C’est un objectif concret de savoir que le Mali pourra prendre en charge sa sécurité dans les prochaines cinq années.

 

Donc, que besoin de la MINUSMA par exemple ?

 

La MINUSMA n’a pas vocation à rester. Par contre, le Mali restera toujours le Mali. Et ses forces de défense et de sécurité qui ont pour mission de défendre le pays et de défendre ses frontières devraient être en mesure de le faire sans assistance internationale.

 

Autre dossier récent, le Rapport de l’ONU a mis en lumière le double jeu des Groupes armés qui ont pourtant signé l’Accord pour la Paix d’Alger, actes terroristes, crimes mafieux, des Responsables-mêmes en sont cités. Qu’est-ce que le Gouvernement a entrepris sur ce dossier ?

 

Nous avons un régime de sanctions que nous avons mis en œuvre, en partenariat avec les Nations Unies. Ce régime de sanctions poursuit les signataires de l’Accord qui ne seraient pas de très bonne foi ou qui empêcheraient la mise en œuvre de l’Accord. Nous restons, donc, dans le cadre de ce régime de sanctions pour poursuivre ces signataires De l’Accord qui n’obéiraient pas à l’Accord comme intérêt crucial.

 

Cela veut dire que certains Responsables ont été poursuivis ? C’est ce que vous dites ?

 

Pas pour le moment. Mais ce régime de sanction est appliqué.

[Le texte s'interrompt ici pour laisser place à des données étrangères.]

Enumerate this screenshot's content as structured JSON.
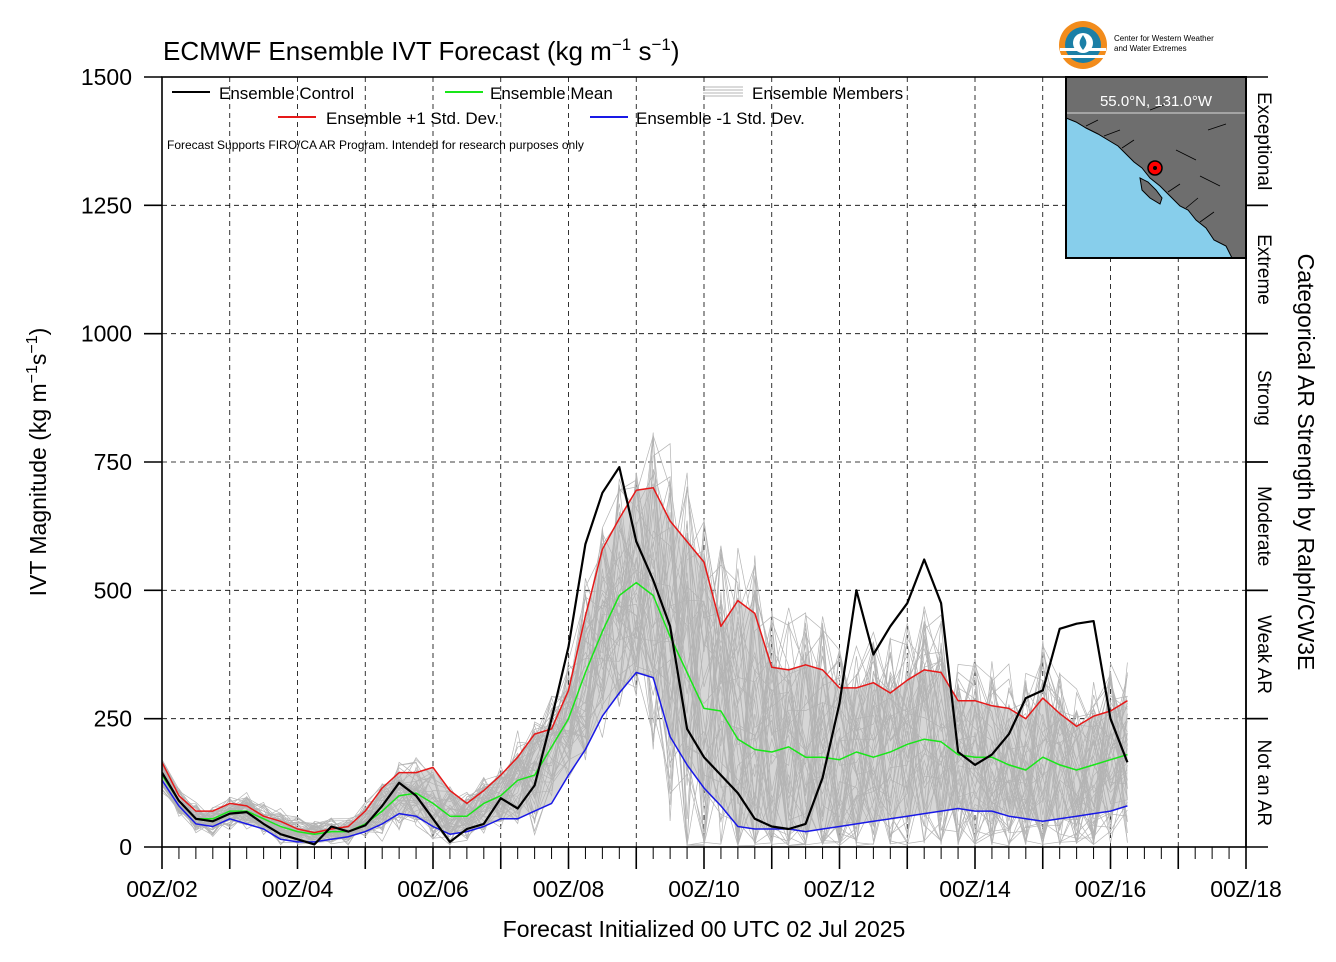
{
  "chart_data": {
    "type": "line",
    "title": "ECMWF Ensemble IVT Forecast (kg m",
    "title_unit_tail": " s",
    "title_close": ")",
    "superscript": "−1",
    "ylabel": "IVT Magnitude (kg m",
    "ylabel_mid": "s",
    "ylabel_close": ")",
    "xlabel": "Forecast Initialized 00 UTC 02 Jul 2025",
    "right_label": "Categorical AR Strength by Ralph/CW3E",
    "ylim": [
      0,
      1500
    ],
    "xlim_days": [
      2,
      18
    ],
    "y_ticks": [
      0,
      250,
      500,
      750,
      1000,
      1250,
      1500
    ],
    "x_tick_labels": [
      "00Z/02",
      "00Z/04",
      "00Z/06",
      "00Z/08",
      "00Z/10",
      "00Z/12",
      "00Z/14",
      "00Z/16",
      "00Z/18"
    ],
    "grid": true,
    "grid_style": "dashed",
    "legend": {
      "placement": "top-left",
      "control": "Ensemble Control",
      "mean": "Ensemble Mean",
      "members": "Ensemble Members",
      "plus_sd": "Ensemble +1 Std. Dev.",
      "minus_sd": "Ensemble -1 Std. Dev.",
      "note": "Forecast Supports FIRO/CA AR Program. Intended for research purposes only"
    },
    "colors": {
      "control": "#000000",
      "mean": "#19e619",
      "plus_sd": "#e61919",
      "minus_sd": "#1919e6",
      "members": "#b4b4b4",
      "spread_fill": "#d6d6d6",
      "ocean": "#87ceeb",
      "land": "#6e6e6e"
    },
    "categories": [
      {
        "label": "Not an AR",
        "range": [
          0,
          250
        ]
      },
      {
        "label": "Weak AR",
        "range": [
          250,
          500
        ]
      },
      {
        "label": "Moderate",
        "range": [
          500,
          750
        ]
      },
      {
        "label": "Strong",
        "range": [
          750,
          1000
        ]
      },
      {
        "label": "Extreme",
        "range": [
          1000,
          1250
        ]
      },
      {
        "label": "Exceptional",
        "range": [
          1250,
          1500
        ]
      }
    ],
    "inset_map": {
      "location_label": "55.0°N, 131.0°W",
      "lat": 55.0,
      "lon": -131.0
    },
    "logo_text_line1": "Center for Western Weather",
    "logo_text_line2": "and Water Extremes",
    "series": [
      {
        "name": "Ensemble Control",
        "points": [
          [
            2.0,
            145
          ],
          [
            2.25,
            90
          ],
          [
            2.5,
            55
          ],
          [
            2.75,
            50
          ],
          [
            3.0,
            65
          ],
          [
            3.25,
            68
          ],
          [
            3.5,
            45
          ],
          [
            3.75,
            25
          ],
          [
            4.0,
            15
          ],
          [
            4.25,
            5
          ],
          [
            4.5,
            40
          ],
          [
            4.75,
            30
          ],
          [
            5.0,
            42
          ],
          [
            5.25,
            80
          ],
          [
            5.5,
            125
          ],
          [
            5.75,
            100
          ],
          [
            6.0,
            55
          ],
          [
            6.25,
            10
          ],
          [
            6.5,
            35
          ],
          [
            6.75,
            45
          ],
          [
            7.0,
            95
          ],
          [
            7.25,
            75
          ],
          [
            7.5,
            120
          ],
          [
            7.75,
            250
          ],
          [
            8.0,
            390
          ],
          [
            8.25,
            590
          ],
          [
            8.5,
            690
          ],
          [
            8.75,
            740
          ],
          [
            9.0,
            595
          ],
          [
            9.25,
            520
          ],
          [
            9.5,
            430
          ],
          [
            9.75,
            230
          ],
          [
            10.0,
            175
          ],
          [
            10.25,
            140
          ],
          [
            10.5,
            105
          ],
          [
            10.75,
            55
          ],
          [
            11.0,
            40
          ],
          [
            11.25,
            35
          ],
          [
            11.5,
            45
          ],
          [
            11.75,
            135
          ],
          [
            12.0,
            280
          ],
          [
            12.25,
            500
          ],
          [
            12.5,
            375
          ],
          [
            12.75,
            430
          ],
          [
            13.0,
            475
          ],
          [
            13.25,
            560
          ],
          [
            13.5,
            475
          ],
          [
            13.75,
            185
          ],
          [
            14.0,
            160
          ],
          [
            14.25,
            180
          ],
          [
            14.5,
            220
          ],
          [
            14.75,
            290
          ],
          [
            15.0,
            305
          ],
          [
            15.25,
            425
          ],
          [
            15.5,
            435
          ],
          [
            15.75,
            440
          ],
          [
            16.0,
            250
          ],
          [
            16.25,
            165
          ]
        ]
      },
      {
        "name": "Ensemble Mean",
        "points": [
          [
            2.0,
            140
          ],
          [
            2.25,
            90
          ],
          [
            2.5,
            55
          ],
          [
            2.75,
            55
          ],
          [
            3.0,
            70
          ],
          [
            3.25,
            70
          ],
          [
            3.5,
            55
          ],
          [
            3.75,
            40
          ],
          [
            4.0,
            30
          ],
          [
            4.25,
            25
          ],
          [
            4.5,
            30
          ],
          [
            4.75,
            30
          ],
          [
            5.0,
            45
          ],
          [
            5.25,
            70
          ],
          [
            5.5,
            100
          ],
          [
            5.75,
            105
          ],
          [
            6.0,
            85
          ],
          [
            6.25,
            60
          ],
          [
            6.5,
            60
          ],
          [
            6.75,
            85
          ],
          [
            7.0,
            100
          ],
          [
            7.25,
            130
          ],
          [
            7.5,
            140
          ],
          [
            7.75,
            195
          ],
          [
            8.0,
            250
          ],
          [
            8.25,
            340
          ],
          [
            8.5,
            420
          ],
          [
            8.75,
            490
          ],
          [
            9.0,
            515
          ],
          [
            9.25,
            490
          ],
          [
            9.5,
            410
          ],
          [
            9.75,
            340
          ],
          [
            10.0,
            270
          ],
          [
            10.25,
            265
          ],
          [
            10.5,
            210
          ],
          [
            10.75,
            190
          ],
          [
            11.0,
            185
          ],
          [
            11.25,
            195
          ],
          [
            11.5,
            175
          ],
          [
            11.75,
            175
          ],
          [
            12.0,
            170
          ],
          [
            12.25,
            185
          ],
          [
            12.5,
            175
          ],
          [
            12.75,
            185
          ],
          [
            13.0,
            200
          ],
          [
            13.25,
            210
          ],
          [
            13.5,
            205
          ],
          [
            13.75,
            180
          ],
          [
            14.0,
            175
          ],
          [
            14.25,
            175
          ],
          [
            14.5,
            160
          ],
          [
            14.75,
            150
          ],
          [
            15.0,
            175
          ],
          [
            15.25,
            160
          ],
          [
            15.5,
            150
          ],
          [
            15.75,
            160
          ],
          [
            16.0,
            170
          ],
          [
            16.25,
            180
          ]
        ]
      },
      {
        "name": "Ensemble +1 Std. Dev.",
        "points": [
          [
            2.0,
            165
          ],
          [
            2.25,
            100
          ],
          [
            2.5,
            70
          ],
          [
            2.75,
            70
          ],
          [
            3.0,
            85
          ],
          [
            3.25,
            80
          ],
          [
            3.5,
            60
          ],
          [
            3.75,
            50
          ],
          [
            4.0,
            35
          ],
          [
            4.25,
            28
          ],
          [
            4.5,
            35
          ],
          [
            4.75,
            40
          ],
          [
            5.0,
            70
          ],
          [
            5.25,
            115
          ],
          [
            5.5,
            145
          ],
          [
            5.75,
            145
          ],
          [
            6.0,
            155
          ],
          [
            6.25,
            110
          ],
          [
            6.5,
            85
          ],
          [
            6.75,
            110
          ],
          [
            7.0,
            140
          ],
          [
            7.25,
            175
          ],
          [
            7.5,
            220
          ],
          [
            7.75,
            230
          ],
          [
            8.0,
            305
          ],
          [
            8.25,
            450
          ],
          [
            8.5,
            580
          ],
          [
            8.75,
            640
          ],
          [
            9.0,
            695
          ],
          [
            9.25,
            700
          ],
          [
            9.5,
            635
          ],
          [
            9.75,
            595
          ],
          [
            10.0,
            555
          ],
          [
            10.25,
            430
          ],
          [
            10.5,
            480
          ],
          [
            10.75,
            455
          ],
          [
            11.0,
            350
          ],
          [
            11.25,
            345
          ],
          [
            11.5,
            355
          ],
          [
            11.75,
            345
          ],
          [
            12.0,
            310
          ],
          [
            12.25,
            310
          ],
          [
            12.5,
            320
          ],
          [
            12.75,
            300
          ],
          [
            13.0,
            325
          ],
          [
            13.25,
            345
          ],
          [
            13.5,
            340
          ],
          [
            13.75,
            285
          ],
          [
            14.0,
            285
          ],
          [
            14.25,
            275
          ],
          [
            14.5,
            270
          ],
          [
            14.75,
            250
          ],
          [
            15.0,
            290
          ],
          [
            15.25,
            260
          ],
          [
            15.5,
            235
          ],
          [
            15.75,
            255
          ],
          [
            16.0,
            265
          ],
          [
            16.25,
            285
          ]
        ]
      },
      {
        "name": "Ensemble -1 Std. Dev.",
        "points": [
          [
            2.0,
            130
          ],
          [
            2.25,
            80
          ],
          [
            2.5,
            45
          ],
          [
            2.75,
            40
          ],
          [
            3.0,
            55
          ],
          [
            3.25,
            45
          ],
          [
            3.5,
            35
          ],
          [
            3.75,
            15
          ],
          [
            4.0,
            10
          ],
          [
            4.25,
            10
          ],
          [
            4.5,
            15
          ],
          [
            4.75,
            20
          ],
          [
            5.0,
            30
          ],
          [
            5.25,
            45
          ],
          [
            5.5,
            65
          ],
          [
            5.75,
            60
          ],
          [
            6.0,
            40
          ],
          [
            6.25,
            25
          ],
          [
            6.5,
            30
          ],
          [
            6.75,
            40
          ],
          [
            7.0,
            55
          ],
          [
            7.25,
            55
          ],
          [
            7.5,
            70
          ],
          [
            7.75,
            85
          ],
          [
            8.0,
            140
          ],
          [
            8.25,
            190
          ],
          [
            8.5,
            255
          ],
          [
            8.75,
            300
          ],
          [
            9.0,
            340
          ],
          [
            9.25,
            330
          ],
          [
            9.5,
            215
          ],
          [
            9.75,
            160
          ],
          [
            10.0,
            115
          ],
          [
            10.25,
            80
          ],
          [
            10.5,
            40
          ],
          [
            10.75,
            35
          ],
          [
            11.0,
            35
          ],
          [
            11.25,
            35
          ],
          [
            11.5,
            30
          ],
          [
            11.75,
            35
          ],
          [
            12.0,
            40
          ],
          [
            12.25,
            45
          ],
          [
            12.5,
            50
          ],
          [
            12.75,
            55
          ],
          [
            13.0,
            60
          ],
          [
            13.25,
            65
          ],
          [
            13.5,
            70
          ],
          [
            13.75,
            75
          ],
          [
            14.0,
            70
          ],
          [
            14.25,
            70
          ],
          [
            14.5,
            60
          ],
          [
            14.75,
            55
          ],
          [
            15.0,
            50
          ],
          [
            15.25,
            55
          ],
          [
            15.5,
            60
          ],
          [
            15.75,
            65
          ],
          [
            16.0,
            70
          ],
          [
            16.25,
            80
          ]
        ]
      }
    ]
  }
}
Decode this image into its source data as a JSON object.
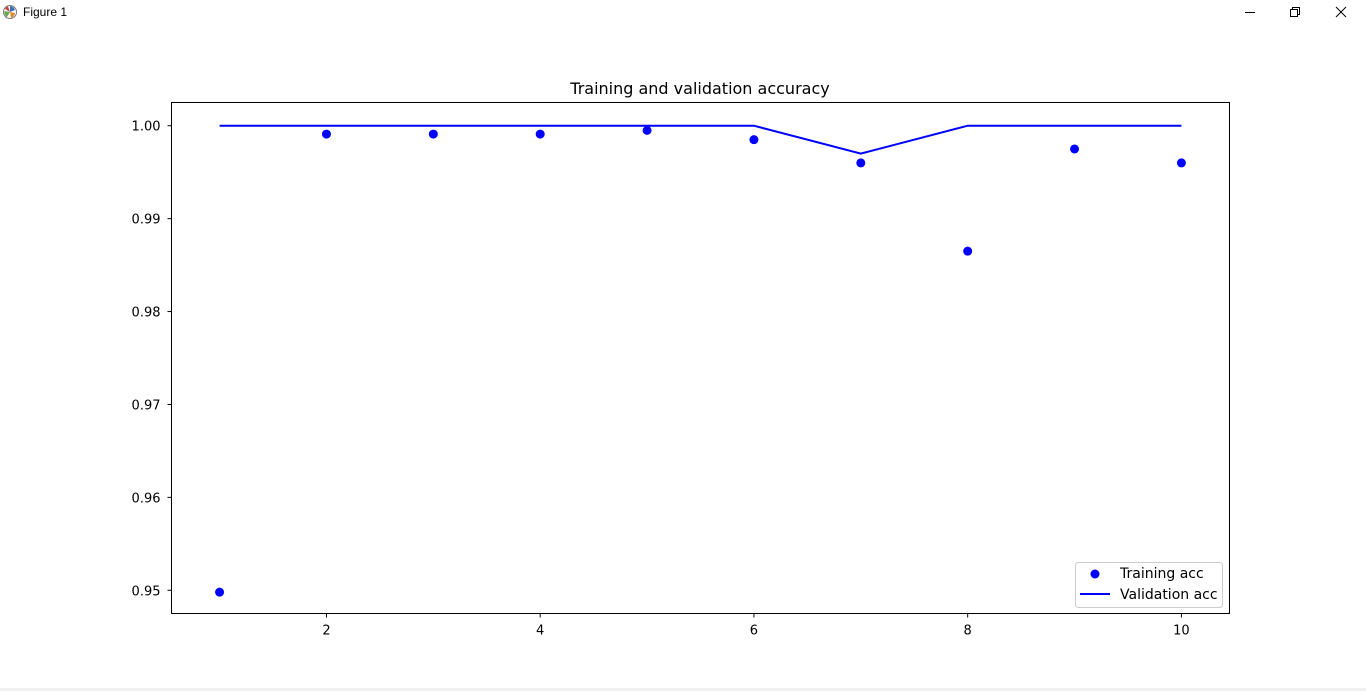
{
  "window": {
    "title": "Figure 1",
    "controls": [
      "minimize-icon",
      "restore-icon",
      "close-icon"
    ]
  },
  "chart_data": {
    "type": "scatter",
    "title": "Training and validation accuracy",
    "xlabel": "",
    "ylabel": "",
    "xlim": [
      0.55,
      10.45
    ],
    "ylim": [
      0.9475,
      1.0025
    ],
    "x_ticks": [
      2,
      4,
      6,
      8,
      10
    ],
    "y_ticks": [
      0.95,
      0.96,
      0.97,
      0.98,
      0.99,
      1.0
    ],
    "x_tick_labels": [
      "2",
      "4",
      "6",
      "8",
      "10"
    ],
    "y_tick_labels": [
      "0.95",
      "0.96",
      "0.97",
      "0.98",
      "0.99",
      "1.00"
    ],
    "grid": false,
    "legend_position": "lower-right",
    "series": [
      {
        "name": "Training acc",
        "style": "markers",
        "color": "#0000ff",
        "x": [
          1,
          2,
          3,
          4,
          5,
          6,
          7,
          8,
          9,
          10
        ],
        "y": [
          0.9498,
          0.9991,
          0.9991,
          0.9991,
          0.9995,
          0.9985,
          0.996,
          0.9865,
          0.9975,
          0.996
        ]
      },
      {
        "name": "Validation acc",
        "style": "line",
        "color": "#0000ff",
        "x": [
          1,
          2,
          3,
          4,
          5,
          6,
          7,
          8,
          9,
          10
        ],
        "y": [
          1.0,
          1.0,
          1.0,
          1.0,
          1.0,
          1.0,
          0.997,
          1.0,
          1.0,
          1.0
        ]
      }
    ]
  }
}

Aujourd’hui, l’Accord de paix d’Alger n’est pas totalement appliqué. Est-ce que cet accord n’est pas obsolète par rapport à l’évolution de la situation ?

L’Accord pour la paix et la réconciliation nationale issu du processus d’Alger est un processus. Il ne s’agit pas d’un Accord qui est censé être mis en œuvre en l’espace de quelques mois. C’est un processus qui a un niveau de confiance qui devait être établi entre les différentes parties signataires. De 2015 à aujourd’hui, je peux dire que nous avons évolué sur des pans importants de l’Accord, notamment une confiance qui règne maintenant entre les parties signataires et le Gouvernement, qui parlent d’une seule et même voix. Vous n’êtes pas sans savoir que nous avons réussi à organiser des élections présidentielles à Kidal, qui est vraiment un bastion, entre guillemets, rebelle. Nous avons commencé le processus de DDR accéléré dans les Régions de Gao, Ménaka et Tombouctou. Je pense que ce sont des avancées notables.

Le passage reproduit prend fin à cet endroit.